It is controversial whether a high or low ligation of the inferior mesenteric artery (IMA) is superior. The former allows an extended lymph node clearance whereas the latter preserves the distal vascular supply via the left colic artery (LCA). Apical lymph node dissection of the IMA (ALMA) harvests nodal tissue along the IMA proximal to the LCA whilst performing a low ligation. This anatomically replicates the oncological benefit of high ligation and the vascular preservation of low ligation. Our study evaluates the nodal yield of ALMA and the short-term outcome of this technique.Method
We retrospectively studied 19 patients with sigmoid or rectal cancer who underwent curative surgical resection with ALMA. All ALMAs were performed with a standard technique previously described (Kobayashi et al., Surg Endosc 2005, 20:563–9; Sekimoto et al.
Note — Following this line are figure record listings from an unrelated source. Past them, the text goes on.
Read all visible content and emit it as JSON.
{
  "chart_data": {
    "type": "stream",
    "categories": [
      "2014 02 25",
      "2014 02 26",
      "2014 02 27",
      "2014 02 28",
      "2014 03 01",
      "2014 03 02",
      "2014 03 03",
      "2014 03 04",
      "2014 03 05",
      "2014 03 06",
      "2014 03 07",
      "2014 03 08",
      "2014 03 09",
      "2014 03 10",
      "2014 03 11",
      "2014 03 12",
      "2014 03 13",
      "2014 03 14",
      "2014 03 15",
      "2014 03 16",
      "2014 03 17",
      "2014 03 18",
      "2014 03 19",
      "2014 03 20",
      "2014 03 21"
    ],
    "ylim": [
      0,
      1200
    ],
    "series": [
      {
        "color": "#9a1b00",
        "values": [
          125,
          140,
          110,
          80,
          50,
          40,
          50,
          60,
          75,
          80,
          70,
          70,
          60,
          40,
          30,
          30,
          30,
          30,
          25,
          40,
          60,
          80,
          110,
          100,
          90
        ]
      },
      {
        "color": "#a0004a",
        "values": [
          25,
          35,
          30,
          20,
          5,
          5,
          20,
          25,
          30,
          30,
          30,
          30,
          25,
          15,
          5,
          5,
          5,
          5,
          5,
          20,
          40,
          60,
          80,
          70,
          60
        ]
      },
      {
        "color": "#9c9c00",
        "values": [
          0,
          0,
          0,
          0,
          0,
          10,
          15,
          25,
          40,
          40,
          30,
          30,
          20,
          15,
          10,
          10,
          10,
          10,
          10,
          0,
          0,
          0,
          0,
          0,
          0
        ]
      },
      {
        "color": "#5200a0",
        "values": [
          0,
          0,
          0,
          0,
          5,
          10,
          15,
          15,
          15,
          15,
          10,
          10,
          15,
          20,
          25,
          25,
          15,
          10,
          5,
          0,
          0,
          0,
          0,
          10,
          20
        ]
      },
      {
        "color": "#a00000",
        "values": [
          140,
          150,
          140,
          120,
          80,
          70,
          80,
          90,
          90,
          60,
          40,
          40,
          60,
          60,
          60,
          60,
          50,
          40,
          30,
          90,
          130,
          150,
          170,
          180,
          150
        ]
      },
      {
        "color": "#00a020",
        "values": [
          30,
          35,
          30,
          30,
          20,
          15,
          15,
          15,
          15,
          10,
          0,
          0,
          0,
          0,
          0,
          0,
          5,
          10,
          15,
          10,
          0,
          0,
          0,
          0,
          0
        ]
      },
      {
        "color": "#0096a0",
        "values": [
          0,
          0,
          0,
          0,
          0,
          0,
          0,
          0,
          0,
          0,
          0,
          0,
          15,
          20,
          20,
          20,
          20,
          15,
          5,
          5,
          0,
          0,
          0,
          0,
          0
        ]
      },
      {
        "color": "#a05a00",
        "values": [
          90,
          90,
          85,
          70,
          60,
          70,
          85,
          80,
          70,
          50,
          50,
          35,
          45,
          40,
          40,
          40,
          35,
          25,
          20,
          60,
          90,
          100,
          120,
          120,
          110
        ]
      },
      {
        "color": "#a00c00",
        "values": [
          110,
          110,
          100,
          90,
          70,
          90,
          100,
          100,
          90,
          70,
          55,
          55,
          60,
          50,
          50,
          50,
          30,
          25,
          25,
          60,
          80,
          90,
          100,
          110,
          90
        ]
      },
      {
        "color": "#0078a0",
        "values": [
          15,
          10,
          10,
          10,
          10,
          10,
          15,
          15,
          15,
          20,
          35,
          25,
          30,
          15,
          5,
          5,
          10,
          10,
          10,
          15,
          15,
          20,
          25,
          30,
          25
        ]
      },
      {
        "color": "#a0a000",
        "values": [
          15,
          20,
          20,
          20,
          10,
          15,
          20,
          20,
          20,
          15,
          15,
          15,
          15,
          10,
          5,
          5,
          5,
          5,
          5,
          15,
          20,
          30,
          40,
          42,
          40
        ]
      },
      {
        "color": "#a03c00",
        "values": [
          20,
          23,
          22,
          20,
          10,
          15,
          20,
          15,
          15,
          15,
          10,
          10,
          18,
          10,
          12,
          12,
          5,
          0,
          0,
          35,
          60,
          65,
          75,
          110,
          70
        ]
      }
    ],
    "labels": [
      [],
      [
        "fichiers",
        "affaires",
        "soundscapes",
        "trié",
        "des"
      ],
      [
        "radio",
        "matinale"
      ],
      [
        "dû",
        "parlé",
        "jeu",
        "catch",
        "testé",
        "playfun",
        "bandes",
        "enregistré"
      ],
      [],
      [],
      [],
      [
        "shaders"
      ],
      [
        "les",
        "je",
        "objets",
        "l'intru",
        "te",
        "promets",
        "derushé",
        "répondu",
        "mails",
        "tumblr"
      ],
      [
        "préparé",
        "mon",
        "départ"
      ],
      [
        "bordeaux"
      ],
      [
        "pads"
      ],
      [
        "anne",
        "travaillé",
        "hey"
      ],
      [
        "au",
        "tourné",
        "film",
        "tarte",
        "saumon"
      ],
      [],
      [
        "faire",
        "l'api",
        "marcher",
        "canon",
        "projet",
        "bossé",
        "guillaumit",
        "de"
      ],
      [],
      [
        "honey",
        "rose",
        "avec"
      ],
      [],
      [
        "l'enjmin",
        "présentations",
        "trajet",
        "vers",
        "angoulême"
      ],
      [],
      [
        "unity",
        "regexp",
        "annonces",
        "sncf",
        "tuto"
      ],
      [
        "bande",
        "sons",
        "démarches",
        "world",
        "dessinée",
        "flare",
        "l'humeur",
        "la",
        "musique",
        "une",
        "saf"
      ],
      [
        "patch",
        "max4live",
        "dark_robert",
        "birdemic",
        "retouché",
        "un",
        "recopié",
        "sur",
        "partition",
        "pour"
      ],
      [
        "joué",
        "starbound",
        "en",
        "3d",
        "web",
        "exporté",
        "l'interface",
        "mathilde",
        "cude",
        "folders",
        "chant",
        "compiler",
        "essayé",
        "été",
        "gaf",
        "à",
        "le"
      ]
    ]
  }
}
Surg Endosc 2010, 25:861–6). The lymph node yield from the dissection (the ALMA specimen) was compared with the total lymph node yield. Data on the LCA anatomy, time required to perform ALMA, complications and postoperative recovery were evaluated.Results
ALMA was successful in 18 patients. Median postoperative hospitalization was 5 (2–26) days without ALMA-related morbidity or mortality. The median lymph node yield was 20 (9–41) and a median of 14.3 (0–80)% were harvested with ALMA. Two patients not having neoadjuvant chemoradiotherapy had fewer than 12 lymph nodes, excluding nodes harvested from ALMA. The average time required for ALMA was 18 min.Conclusion
ALMA is a safe and feasible technique, allowing extended lymphadenectomy without sacrificing the LCA. In this small group of patients none were upstaged due to cancerous involvement of the proximal nodes.